For years, ESPN has been in the business of making documentaries, but the recent boom in sports docs — a genre that began to be taken far more seriously by filmmakers with the 1994 premiere of Steve James’ “Hoop Dreams” — was prompted largely by the success of the Worldwide Leader’s “30 for 30” franchise and its 2016 series “O.J. Made in America.”

Since then, ESPN’s documentary pipeline has widened. That proved useful when coronavirus essentially wiped the network’s schedule clean, knocking all major sports off the air. ESPN moved up highly anticipated documentaries “Lance,” about disgraced cyclist Lance Armstrong; “Be Water,” about late martial-arts legend Bruce Lee, and “Long Gone Summer,” about the home run race between Mark McGwire and Sammy Sosa.

According to Geist, those films have benefited from having the full strength of “the ESPN machine” backing them at a time when the major sports leagues are still working out their returns to action — none more so than “The Last Dance.”

“It’s just been a whole different level of appreciation that we’ve never received before, and that was really special,” she says. “And then as certainly as the ratings came in, we felt really good about moving up other films knowing that we’d still have a lack of sports and people still want something to talk about.”

ESPN isn’t the only network emboldened by the success of “The Last Dance.” In May, Showtime premiered “Basketball County: In the Water,” from exec producer Kevin Durant about basketball history of Prince George’s County, Md. In June, the premium cabler debuted “Ringside,” about two young boxers from the South Side of Chicago.

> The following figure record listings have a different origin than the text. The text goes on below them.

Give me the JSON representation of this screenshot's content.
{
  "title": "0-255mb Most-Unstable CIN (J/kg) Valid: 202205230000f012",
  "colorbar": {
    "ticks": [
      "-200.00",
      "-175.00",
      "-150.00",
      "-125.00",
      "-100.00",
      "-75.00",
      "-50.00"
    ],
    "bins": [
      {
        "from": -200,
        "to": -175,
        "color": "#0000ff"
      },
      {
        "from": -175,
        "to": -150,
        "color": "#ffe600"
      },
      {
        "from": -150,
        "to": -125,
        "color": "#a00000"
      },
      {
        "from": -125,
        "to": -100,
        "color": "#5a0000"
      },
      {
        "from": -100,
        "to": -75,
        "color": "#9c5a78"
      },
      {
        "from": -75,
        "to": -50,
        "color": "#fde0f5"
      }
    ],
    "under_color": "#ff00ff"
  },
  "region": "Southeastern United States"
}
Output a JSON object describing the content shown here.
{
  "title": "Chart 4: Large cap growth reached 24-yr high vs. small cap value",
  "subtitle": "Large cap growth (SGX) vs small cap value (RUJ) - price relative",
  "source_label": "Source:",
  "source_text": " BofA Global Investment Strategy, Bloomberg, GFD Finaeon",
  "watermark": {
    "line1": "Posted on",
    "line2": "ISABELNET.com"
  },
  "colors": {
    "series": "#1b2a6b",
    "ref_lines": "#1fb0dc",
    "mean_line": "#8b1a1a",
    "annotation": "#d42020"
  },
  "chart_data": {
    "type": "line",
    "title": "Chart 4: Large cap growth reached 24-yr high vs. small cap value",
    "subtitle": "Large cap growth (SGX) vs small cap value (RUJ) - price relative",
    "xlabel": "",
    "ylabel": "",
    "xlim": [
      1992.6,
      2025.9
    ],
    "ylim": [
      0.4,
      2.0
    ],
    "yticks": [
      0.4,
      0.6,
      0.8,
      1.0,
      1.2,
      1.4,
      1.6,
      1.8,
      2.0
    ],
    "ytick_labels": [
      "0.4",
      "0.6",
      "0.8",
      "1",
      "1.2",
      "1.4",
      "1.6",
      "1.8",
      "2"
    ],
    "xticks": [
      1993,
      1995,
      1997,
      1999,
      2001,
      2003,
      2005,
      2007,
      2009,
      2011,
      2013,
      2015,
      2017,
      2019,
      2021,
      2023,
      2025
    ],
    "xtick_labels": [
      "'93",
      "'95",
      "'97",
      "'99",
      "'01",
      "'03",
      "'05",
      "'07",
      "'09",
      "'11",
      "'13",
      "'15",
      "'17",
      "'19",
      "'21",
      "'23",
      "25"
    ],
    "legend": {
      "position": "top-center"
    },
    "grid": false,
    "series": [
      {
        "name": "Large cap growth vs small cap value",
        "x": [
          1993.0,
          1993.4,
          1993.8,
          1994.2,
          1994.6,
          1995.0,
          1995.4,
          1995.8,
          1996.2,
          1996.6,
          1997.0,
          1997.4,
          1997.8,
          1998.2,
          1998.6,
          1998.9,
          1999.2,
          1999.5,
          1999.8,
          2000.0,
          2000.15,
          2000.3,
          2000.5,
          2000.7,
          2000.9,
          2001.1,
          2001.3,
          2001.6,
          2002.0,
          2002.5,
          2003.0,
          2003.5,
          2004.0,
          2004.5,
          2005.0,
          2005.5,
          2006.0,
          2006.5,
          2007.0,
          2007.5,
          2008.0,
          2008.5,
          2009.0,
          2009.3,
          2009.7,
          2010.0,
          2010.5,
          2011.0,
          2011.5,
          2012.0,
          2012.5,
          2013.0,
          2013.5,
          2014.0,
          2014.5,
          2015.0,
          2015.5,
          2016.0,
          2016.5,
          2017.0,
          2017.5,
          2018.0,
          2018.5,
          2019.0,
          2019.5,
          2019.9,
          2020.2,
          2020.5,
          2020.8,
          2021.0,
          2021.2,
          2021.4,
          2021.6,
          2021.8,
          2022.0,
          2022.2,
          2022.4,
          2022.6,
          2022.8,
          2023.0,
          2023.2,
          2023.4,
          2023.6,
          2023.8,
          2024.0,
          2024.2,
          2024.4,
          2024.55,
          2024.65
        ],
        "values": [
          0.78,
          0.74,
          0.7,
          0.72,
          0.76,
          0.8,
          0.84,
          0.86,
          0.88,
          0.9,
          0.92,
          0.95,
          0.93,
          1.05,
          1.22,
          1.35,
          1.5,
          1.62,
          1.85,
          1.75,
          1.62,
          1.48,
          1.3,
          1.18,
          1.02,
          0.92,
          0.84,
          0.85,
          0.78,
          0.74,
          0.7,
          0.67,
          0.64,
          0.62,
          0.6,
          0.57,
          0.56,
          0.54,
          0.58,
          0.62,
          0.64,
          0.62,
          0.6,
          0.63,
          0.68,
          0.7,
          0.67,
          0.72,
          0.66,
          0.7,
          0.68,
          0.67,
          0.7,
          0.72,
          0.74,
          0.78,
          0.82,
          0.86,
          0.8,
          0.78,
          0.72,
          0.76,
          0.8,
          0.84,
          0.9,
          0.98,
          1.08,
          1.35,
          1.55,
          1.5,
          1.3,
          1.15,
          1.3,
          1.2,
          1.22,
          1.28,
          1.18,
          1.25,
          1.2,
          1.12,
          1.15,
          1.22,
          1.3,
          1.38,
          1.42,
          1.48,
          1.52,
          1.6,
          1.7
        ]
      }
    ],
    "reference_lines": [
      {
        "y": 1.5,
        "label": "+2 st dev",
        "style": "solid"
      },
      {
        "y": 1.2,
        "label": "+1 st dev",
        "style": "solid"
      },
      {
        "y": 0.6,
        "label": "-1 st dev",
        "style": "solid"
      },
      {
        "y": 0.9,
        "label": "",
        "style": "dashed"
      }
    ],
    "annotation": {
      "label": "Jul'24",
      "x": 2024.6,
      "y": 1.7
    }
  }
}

And next month it will unveil one of its most ambitious projects, “Outcry,” a five-part series that blends sports and true-crime elements.

“You could sort of call it the ‘Last Dance’ effect, in some ways, because that is perceived to be one of the biggest beneficiaries in terms of timing,” says Showtime Sports president Stephen Espinoza. “It was a very good doc. And once it premiered, exactly at the time when sports fans were hungriest and most desperate, that affected our scheduling as well for Showtime documentaries.”

Showtime has its own history with successful sports documentaries including 2015’s “Kobe Bryant’s Muse” about the late Lakers star. But being a premium cabler and OTT service, it looks often to blend genres — as it does with “Outcry,” about a high school football star who was exonerated years after being convicted of sexually assaulting a boy.

“[As] a general-entertainment network, we are always trying to serve both audiences,” Espinoza says. “So a sports doc has to stand alone as a compelling documentary film for non-sports fans, as well as having the appeal for a sports fan.”

Expanding the boundaries of the genre has become a common pursuit since the success of “O.J. Made in America.” ESPN viewed “Be Water” as a similar attempt to reach beyond the network’s core audience. And Fox Sports’ “Magnify” series has sought to use sports as a way to platform stories about social change — as it’s done with recent films including “Q Ball” and “Shot
in the Dark.”

Charlie Dixon, Fox Sports’ executive vice president of content, sees the present as the right historical moment for such stories.

“The whole point has been to explore the set of views of the individual, or of a community through the lens of sports,” Dixon says. “And I don’t think there’s ever been a more important time in that conversation than right now.”